I read Madeline Miller's 'Circe' recently. It was an impulse kindle app buy when I was staying with my mother and didn't fancy the book I'd bought with me. I must have seen somebody be enthusiastic about it, and it had a list of excellent reviews so it seemed like a good bet. It was. It also made me think of Atwood's Penelopiad, and as I had that to hand it made sense to read it again as well.
Penelope has a significant presence in Miller's book too so it was interesting to compare the two versions of her, and I'm always interested in the Odyssey. I remember being read a child friendly version of it at primary school which was more than enough to hook me into the Greek myths, and make me want to read as much as I could. There was a cartoon set in space but based on the Odyssey at about the same time, which left less of an impression but reinforced the power of the story.

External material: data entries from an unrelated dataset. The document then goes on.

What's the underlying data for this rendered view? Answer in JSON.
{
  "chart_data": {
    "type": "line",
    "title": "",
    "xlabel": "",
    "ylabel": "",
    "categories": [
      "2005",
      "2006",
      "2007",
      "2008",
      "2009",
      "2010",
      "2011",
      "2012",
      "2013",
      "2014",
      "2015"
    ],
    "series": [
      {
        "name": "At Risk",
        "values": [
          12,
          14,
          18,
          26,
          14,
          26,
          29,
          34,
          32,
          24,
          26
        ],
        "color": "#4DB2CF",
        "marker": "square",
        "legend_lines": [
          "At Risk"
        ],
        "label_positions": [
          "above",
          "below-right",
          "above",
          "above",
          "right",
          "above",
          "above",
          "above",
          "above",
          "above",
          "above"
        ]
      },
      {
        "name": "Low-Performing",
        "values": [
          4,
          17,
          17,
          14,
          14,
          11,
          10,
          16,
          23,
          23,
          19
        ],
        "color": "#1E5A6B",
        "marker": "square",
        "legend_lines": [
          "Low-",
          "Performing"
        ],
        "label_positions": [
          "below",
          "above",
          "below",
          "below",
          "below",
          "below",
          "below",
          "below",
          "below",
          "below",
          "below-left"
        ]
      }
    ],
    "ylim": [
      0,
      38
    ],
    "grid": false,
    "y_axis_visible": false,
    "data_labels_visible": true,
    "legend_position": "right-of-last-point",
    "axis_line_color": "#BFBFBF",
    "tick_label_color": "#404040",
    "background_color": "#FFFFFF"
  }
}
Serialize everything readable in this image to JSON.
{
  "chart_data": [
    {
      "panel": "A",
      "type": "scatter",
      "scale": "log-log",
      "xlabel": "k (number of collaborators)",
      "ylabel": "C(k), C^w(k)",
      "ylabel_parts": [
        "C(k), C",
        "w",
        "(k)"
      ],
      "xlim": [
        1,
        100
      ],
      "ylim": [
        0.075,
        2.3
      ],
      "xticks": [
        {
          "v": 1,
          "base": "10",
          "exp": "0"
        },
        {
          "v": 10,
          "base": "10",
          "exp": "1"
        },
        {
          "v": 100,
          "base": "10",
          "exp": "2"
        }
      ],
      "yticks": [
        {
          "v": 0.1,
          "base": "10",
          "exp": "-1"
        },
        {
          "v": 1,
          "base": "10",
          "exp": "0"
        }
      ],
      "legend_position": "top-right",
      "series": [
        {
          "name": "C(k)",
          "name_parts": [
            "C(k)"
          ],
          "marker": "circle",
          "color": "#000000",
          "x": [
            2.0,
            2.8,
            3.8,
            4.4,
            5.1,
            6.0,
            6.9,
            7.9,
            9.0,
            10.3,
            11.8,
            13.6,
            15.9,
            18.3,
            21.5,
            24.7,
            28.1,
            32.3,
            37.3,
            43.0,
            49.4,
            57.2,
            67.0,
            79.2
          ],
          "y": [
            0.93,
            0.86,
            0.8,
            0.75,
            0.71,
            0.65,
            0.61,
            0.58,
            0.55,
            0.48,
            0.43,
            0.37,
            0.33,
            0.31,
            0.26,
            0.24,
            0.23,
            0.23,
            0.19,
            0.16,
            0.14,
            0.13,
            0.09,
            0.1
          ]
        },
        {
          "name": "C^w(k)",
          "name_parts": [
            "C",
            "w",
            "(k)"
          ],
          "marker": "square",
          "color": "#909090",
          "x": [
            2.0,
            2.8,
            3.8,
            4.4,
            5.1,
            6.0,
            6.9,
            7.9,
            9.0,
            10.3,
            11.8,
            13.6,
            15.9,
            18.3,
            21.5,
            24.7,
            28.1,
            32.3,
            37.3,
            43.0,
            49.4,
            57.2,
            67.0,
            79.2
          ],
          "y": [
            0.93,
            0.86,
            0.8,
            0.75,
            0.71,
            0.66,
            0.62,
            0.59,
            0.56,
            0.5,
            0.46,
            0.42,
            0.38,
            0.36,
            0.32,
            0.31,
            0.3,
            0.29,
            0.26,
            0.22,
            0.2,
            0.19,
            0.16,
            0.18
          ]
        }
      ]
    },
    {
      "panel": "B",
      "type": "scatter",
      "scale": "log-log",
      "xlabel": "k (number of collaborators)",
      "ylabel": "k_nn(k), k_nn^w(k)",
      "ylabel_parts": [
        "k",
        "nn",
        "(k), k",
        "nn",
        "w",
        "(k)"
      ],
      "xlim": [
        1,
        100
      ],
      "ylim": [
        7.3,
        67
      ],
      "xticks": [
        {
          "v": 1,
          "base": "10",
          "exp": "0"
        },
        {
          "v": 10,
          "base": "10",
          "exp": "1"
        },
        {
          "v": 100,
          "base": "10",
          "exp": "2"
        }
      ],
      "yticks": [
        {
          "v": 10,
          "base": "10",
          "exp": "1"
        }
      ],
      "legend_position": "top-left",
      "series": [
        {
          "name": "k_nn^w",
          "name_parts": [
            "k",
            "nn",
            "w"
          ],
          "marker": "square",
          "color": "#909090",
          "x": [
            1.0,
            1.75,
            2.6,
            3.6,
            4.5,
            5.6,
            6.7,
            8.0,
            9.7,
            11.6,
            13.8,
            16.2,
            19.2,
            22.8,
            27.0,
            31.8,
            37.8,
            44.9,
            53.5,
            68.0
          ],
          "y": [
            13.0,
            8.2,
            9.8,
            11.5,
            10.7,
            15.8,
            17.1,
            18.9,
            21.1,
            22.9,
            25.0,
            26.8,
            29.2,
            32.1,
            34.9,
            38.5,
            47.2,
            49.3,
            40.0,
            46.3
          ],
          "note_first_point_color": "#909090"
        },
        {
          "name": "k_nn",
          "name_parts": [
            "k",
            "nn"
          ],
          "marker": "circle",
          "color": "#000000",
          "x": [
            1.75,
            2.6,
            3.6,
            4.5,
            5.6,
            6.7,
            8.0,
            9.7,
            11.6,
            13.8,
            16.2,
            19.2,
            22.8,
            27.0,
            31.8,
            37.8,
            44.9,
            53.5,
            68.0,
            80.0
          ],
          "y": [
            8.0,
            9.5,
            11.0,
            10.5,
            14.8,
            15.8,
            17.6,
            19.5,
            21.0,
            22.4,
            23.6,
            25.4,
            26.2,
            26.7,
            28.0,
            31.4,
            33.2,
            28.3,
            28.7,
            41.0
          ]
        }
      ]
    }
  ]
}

I read E. V. Rieu's translation published by Penguin classics when I was 17, an earnest A level student, and still very impressionable, also long before I understood that translations are interpretations. It's times like this when I think I could quite happily spend the rest of my reading life concentrating on a close reading of different translations and versions of the same story cycle.

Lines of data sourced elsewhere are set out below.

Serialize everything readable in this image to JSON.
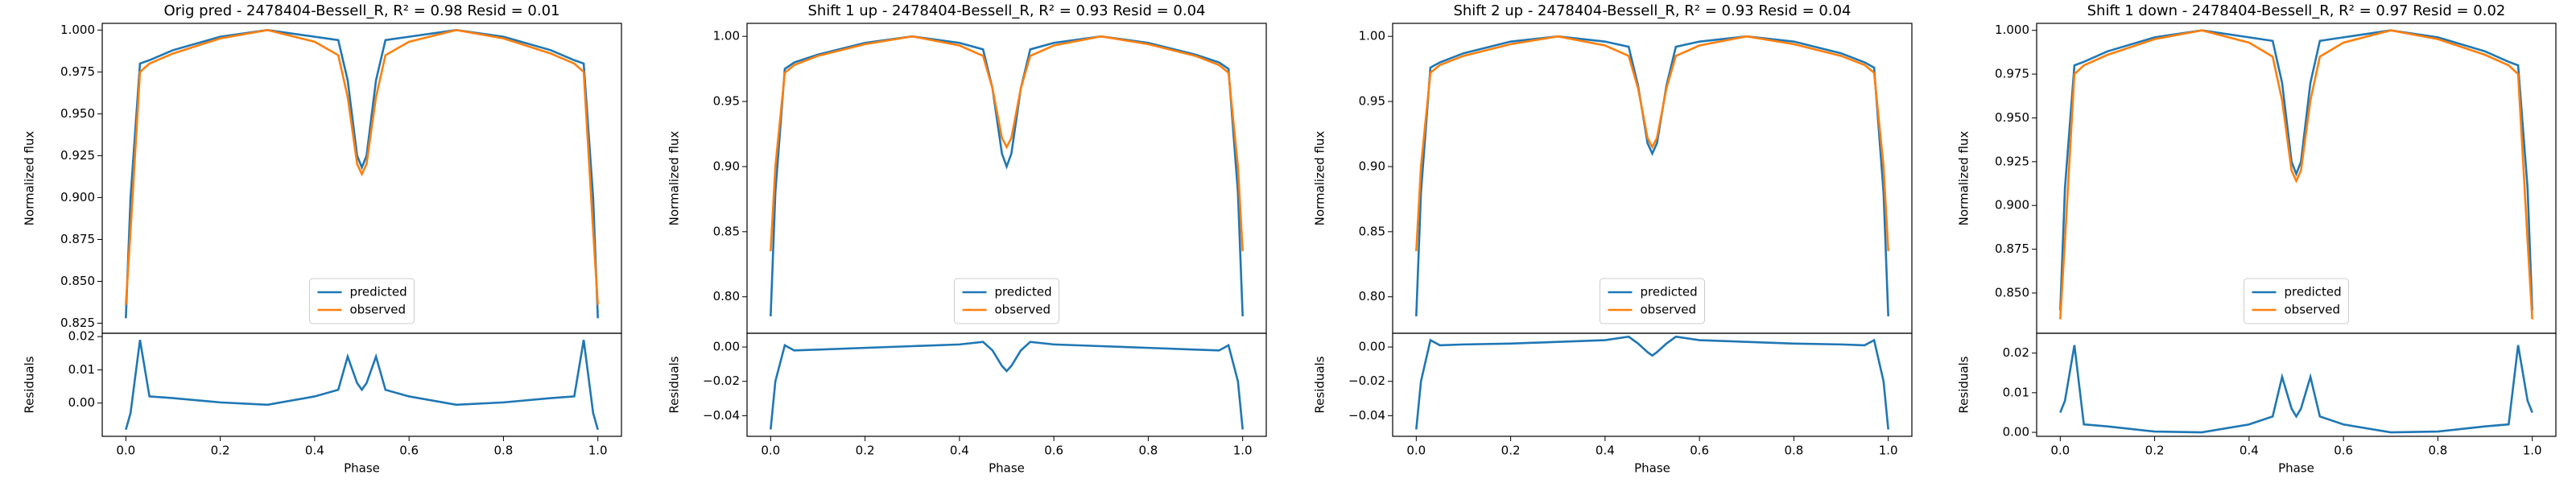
{
  "chart_data": [
    {
      "type": "line",
      "title": "Orig pred - 2478404-Bessell_R, R² = 0.98 Resid = 0.01",
      "ylabel": "Normalized flux",
      "legend": "lower center",
      "xlim": [
        -0.05,
        1.05
      ],
      "ylim": [
        0.819,
        1.004
      ],
      "yticks": [
        0.825,
        {
          "value": 0.85,
          "label": "0.850"
        },
        0.875,
        {
          "value": 0.9,
          "label": "0.900"
        },
        0.925,
        {
          "value": 0.95,
          "label": "0.950"
        },
        0.975,
        {
          "value": 1,
          "label": "1.000"
        }
      ],
      "x": [
        0,
        0.01,
        0.03,
        0.05,
        0.1,
        0.2,
        0.3,
        0.4,
        0.45,
        0.47,
        0.49,
        0.5,
        0.51,
        0.53,
        0.55,
        0.6,
        0.7,
        0.8,
        0.9,
        0.95,
        0.97,
        0.99,
        1
      ],
      "series": [
        {
          "name": "predicted",
          "color": "#1f77b4",
          "values": [
            0.828,
            0.9,
            0.98,
            0.982,
            0.988,
            0.996,
            1,
            0.996,
            0.994,
            0.97,
            0.925,
            0.918,
            0.925,
            0.97,
            0.994,
            0.996,
            1,
            0.996,
            0.988,
            0.982,
            0.98,
            0.9,
            0.828
          ]
        },
        {
          "name": "observed",
          "color": "#ff7f0e",
          "values": [
            0.836,
            0.88,
            0.975,
            0.98,
            0.986,
            0.995,
            1,
            0.993,
            0.985,
            0.96,
            0.92,
            0.914,
            0.92,
            0.96,
            0.985,
            0.993,
            1,
            0.995,
            0.986,
            0.98,
            0.975,
            0.88,
            0.836
          ]
        }
      ]
    },
    {
      "type": "line",
      "xlabel": "Phase",
      "ylabel": "Residuals",
      "xlim": [
        -0.05,
        1.05
      ],
      "xticks": [
        {
          "value": 0,
          "label": "0.0"
        },
        0.2,
        0.4,
        0.6,
        0.8,
        {
          "value": 1,
          "label": "1.0"
        }
      ],
      "ylim": [
        -0.01,
        0.021
      ],
      "yticks": [
        {
          "value": 0,
          "label": "0.00"
        },
        0.01,
        0.02
      ],
      "x": [
        0,
        0.01,
        0.03,
        0.05,
        0.1,
        0.2,
        0.3,
        0.4,
        0.45,
        0.47,
        0.49,
        0.5,
        0.51,
        0.53,
        0.55,
        0.6,
        0.7,
        0.8,
        0.9,
        0.95,
        0.97,
        0.99,
        1
      ],
      "series": [
        {
          "color": "#1f77b4",
          "values": [
            -0.008,
            -0.003,
            0.019,
            0.002,
            0.0015,
            0.0002,
            -0.0005,
            0.002,
            0.004,
            0.014,
            0.006,
            0.004,
            0.006,
            0.014,
            0.004,
            0.002,
            -0.0005,
            0.0002,
            0.0015,
            0.002,
            0.019,
            -0.003,
            -0.008
          ]
        }
      ]
    },
    {
      "type": "line",
      "title": "Shift 1 up - 2478404-Bessell_R, R² = 0.93 Resid = 0.04",
      "ylabel": "Normalized flux",
      "legend": "lower center",
      "xlim": [
        -0.05,
        1.05
      ],
      "ylim": [
        0.772,
        1.01
      ],
      "yticks": [
        {
          "value": 0.8,
          "label": "0.80"
        },
        0.85,
        {
          "value": 0.9,
          "label": "0.90"
        },
        0.95,
        {
          "value": 1,
          "label": "1.00"
        }
      ],
      "x": [
        0,
        0.01,
        0.03,
        0.05,
        0.1,
        0.2,
        0.3,
        0.4,
        0.45,
        0.47,
        0.49,
        0.5,
        0.51,
        0.53,
        0.55,
        0.6,
        0.7,
        0.8,
        0.9,
        0.95,
        0.97,
        0.99,
        1
      ],
      "series": [
        {
          "name": "predicted",
          "color": "#1f77b4",
          "values": [
            0.785,
            0.88,
            0.975,
            0.98,
            0.986,
            0.995,
            1,
            0.995,
            0.99,
            0.96,
            0.91,
            0.9,
            0.91,
            0.96,
            0.99,
            0.995,
            1,
            0.995,
            0.986,
            0.98,
            0.975,
            0.88,
            0.785
          ]
        },
        {
          "name": "observed",
          "color": "#ff7f0e",
          "values": [
            0.835,
            0.9,
            0.972,
            0.978,
            0.985,
            0.994,
            1,
            0.993,
            0.985,
            0.96,
            0.922,
            0.915,
            0.922,
            0.96,
            0.985,
            0.993,
            1,
            0.994,
            0.985,
            0.978,
            0.972,
            0.9,
            0.835
          ]
        }
      ]
    },
    {
      "type": "line",
      "xlabel": "Phase",
      "ylabel": "Residuals",
      "xlim": [
        -0.05,
        1.05
      ],
      "xticks": [
        {
          "value": 0,
          "label": "0.0"
        },
        0.2,
        0.4,
        0.6,
        0.8,
        {
          "value": 1,
          "label": "1.0"
        }
      ],
      "ylim": [
        -0.052,
        0.008
      ],
      "yticks": [
        {
          "value": -0.04,
          "label": "−0.04"
        },
        {
          "value": -0.02,
          "label": "−0.02"
        },
        {
          "value": 0,
          "label": "0.00"
        }
      ],
      "x": [
        0,
        0.01,
        0.03,
        0.05,
        0.1,
        0.2,
        0.3,
        0.4,
        0.45,
        0.47,
        0.49,
        0.5,
        0.51,
        0.53,
        0.55,
        0.6,
        0.7,
        0.8,
        0.9,
        0.95,
        0.97,
        0.99,
        1
      ],
      "series": [
        {
          "color": "#1f77b4",
          "values": [
            -0.048,
            -0.02,
            0.001,
            -0.002,
            -0.0015,
            -0.0005,
            0.0005,
            0.0015,
            0.003,
            -0.002,
            -0.011,
            -0.014,
            -0.011,
            -0.002,
            0.003,
            0.0015,
            0.0005,
            -0.0005,
            -0.0015,
            -0.002,
            0.001,
            -0.02,
            -0.048
          ]
        }
      ]
    },
    {
      "type": "line",
      "title": "Shift 2 up - 2478404-Bessell_R, R² = 0.93 Resid = 0.04",
      "ylabel": "Normalized flux",
      "legend": "lower center",
      "xlim": [
        -0.05,
        1.05
      ],
      "ylim": [
        0.772,
        1.01
      ],
      "yticks": [
        {
          "value": 0.8,
          "label": "0.80"
        },
        0.85,
        {
          "value": 0.9,
          "label": "0.90"
        },
        0.95,
        {
          "value": 1,
          "label": "1.00"
        }
      ],
      "x": [
        0,
        0.01,
        0.03,
        0.05,
        0.1,
        0.2,
        0.3,
        0.4,
        0.45,
        0.47,
        0.49,
        0.5,
        0.51,
        0.53,
        0.55,
        0.6,
        0.7,
        0.8,
        0.9,
        0.95,
        0.97,
        0.99,
        1
      ],
      "series": [
        {
          "name": "predicted",
          "color": "#1f77b4",
          "values": [
            0.785,
            0.88,
            0.976,
            0.98,
            0.987,
            0.996,
            1,
            0.996,
            0.992,
            0.962,
            0.918,
            0.91,
            0.918,
            0.962,
            0.992,
            0.996,
            1,
            0.996,
            0.987,
            0.98,
            0.976,
            0.88,
            0.785
          ]
        },
        {
          "name": "observed",
          "color": "#ff7f0e",
          "values": [
            0.835,
            0.9,
            0.972,
            0.978,
            0.985,
            0.994,
            1,
            0.993,
            0.985,
            0.96,
            0.922,
            0.915,
            0.922,
            0.96,
            0.985,
            0.993,
            1,
            0.994,
            0.985,
            0.978,
            0.972,
            0.9,
            0.835
          ]
        }
      ]
    },
    {
      "type": "line",
      "xlabel": "Phase",
      "ylabel": "Residuals",
      "xlim": [
        -0.05,
        1.05
      ],
      "xticks": [
        {
          "value": 0,
          "label": "0.0"
        },
        0.2,
        0.4,
        0.6,
        0.8,
        {
          "value": 1,
          "label": "1.0"
        }
      ],
      "ylim": [
        -0.052,
        0.008
      ],
      "yticks": [
        {
          "value": -0.04,
          "label": "−0.04"
        },
        {
          "value": -0.02,
          "label": "−0.02"
        },
        {
          "value": 0,
          "label": "0.00"
        }
      ],
      "x": [
        0,
        0.01,
        0.03,
        0.05,
        0.1,
        0.2,
        0.3,
        0.4,
        0.45,
        0.47,
        0.49,
        0.5,
        0.51,
        0.53,
        0.55,
        0.6,
        0.7,
        0.8,
        0.9,
        0.95,
        0.97,
        0.99,
        1
      ],
      "series": [
        {
          "color": "#1f77b4",
          "values": [
            -0.048,
            -0.02,
            0.004,
            0.001,
            0.0015,
            0.002,
            0.003,
            0.004,
            0.006,
            0.002,
            -0.003,
            -0.005,
            -0.003,
            0.002,
            0.006,
            0.004,
            0.003,
            0.002,
            0.0015,
            0.001,
            0.004,
            -0.02,
            -0.048
          ]
        }
      ]
    },
    {
      "type": "line",
      "title": "Shift 1 down - 2478404-Bessell_R, R² = 0.97 Resid = 0.02",
      "ylabel": "Normalized flux",
      "legend": "lower center",
      "xlim": [
        -0.05,
        1.05
      ],
      "ylim": [
        0.827,
        1.004
      ],
      "yticks": [
        {
          "value": 0.85,
          "label": "0.850"
        },
        0.875,
        {
          "value": 0.9,
          "label": "0.900"
        },
        0.925,
        {
          "value": 0.95,
          "label": "0.950"
        },
        0.975,
        {
          "value": 1,
          "label": "1.000"
        }
      ],
      "x": [
        0,
        0.01,
        0.03,
        0.05,
        0.1,
        0.2,
        0.3,
        0.4,
        0.45,
        0.47,
        0.49,
        0.5,
        0.51,
        0.53,
        0.55,
        0.6,
        0.7,
        0.8,
        0.9,
        0.95,
        0.97,
        0.99,
        1
      ],
      "series": [
        {
          "name": "predicted",
          "color": "#1f77b4",
          "values": [
            0.84,
            0.91,
            0.98,
            0.982,
            0.988,
            0.996,
            1,
            0.996,
            0.994,
            0.97,
            0.925,
            0.918,
            0.925,
            0.97,
            0.994,
            0.996,
            1,
            0.996,
            0.988,
            0.982,
            0.98,
            0.91,
            0.84
          ]
        },
        {
          "name": "observed",
          "color": "#ff7f0e",
          "values": [
            0.835,
            0.88,
            0.975,
            0.98,
            0.986,
            0.995,
            1,
            0.993,
            0.985,
            0.96,
            0.92,
            0.914,
            0.92,
            0.96,
            0.985,
            0.993,
            1,
            0.995,
            0.986,
            0.98,
            0.975,
            0.88,
            0.835
          ]
        }
      ]
    },
    {
      "type": "line",
      "xlabel": "Phase",
      "ylabel": "Residuals",
      "xlim": [
        -0.05,
        1.05
      ],
      "xticks": [
        {
          "value": 0,
          "label": "0.0"
        },
        0.2,
        0.4,
        0.6,
        0.8,
        {
          "value": 1,
          "label": "1.0"
        }
      ],
      "ylim": [
        -0.001,
        0.025
      ],
      "yticks": [
        {
          "value": 0,
          "label": "0.00"
        },
        0.01,
        0.02
      ],
      "x": [
        0,
        0.01,
        0.03,
        0.05,
        0.1,
        0.2,
        0.3,
        0.4,
        0.45,
        0.47,
        0.49,
        0.5,
        0.51,
        0.53,
        0.55,
        0.6,
        0.7,
        0.8,
        0.9,
        0.95,
        0.97,
        0.99,
        1
      ],
      "series": [
        {
          "color": "#1f77b4",
          "values": [
            0.005,
            0.008,
            0.022,
            0.002,
            0.0015,
            0.0002,
            0,
            0.002,
            0.004,
            0.014,
            0.006,
            0.004,
            0.006,
            0.014,
            0.004,
            0.002,
            0,
            0.0002,
            0.0015,
            0.002,
            0.022,
            0.008,
            0.005
          ]
        }
      ]
    }
  ]
}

I first read 'The Penelopiad' not long after it came out (2005), and after decades of accepting Penelope as the dutiful wife at home, and never really questioning the fate of the maids it was a jolt out of complacency. It still has the same affect on me.
The thing about encountering something like the Odyssey at a young enough age is that you don't really question any of it. Atwood's book is all questions, most of them uncomfortable. Who was Penelope, what motivated her, who did she care about, what lies did she tell, what kind of wife was she, what other versions of her are there, what did she know? And here there's the question of how complicit she was in the murder of her 12 maids, who form an angry chorus throughout the book.
This Penelope is unreliable, at least as a narrator, ever changing, jealous of her cousin Helen, cynical, capable, clever, frustrated - a real woman with all the imperfections that implies, and all the interest too.
There's a quote on the cover from The New York Times which says Determinedly irreverent- which seems about right. That irreverence is a useful thing to bring to The Odyssey, it also leaves me with more questions about Penelope than answers, which again seems right - it's a reminder that this story is still a living changing thing, and to not stop questioning it.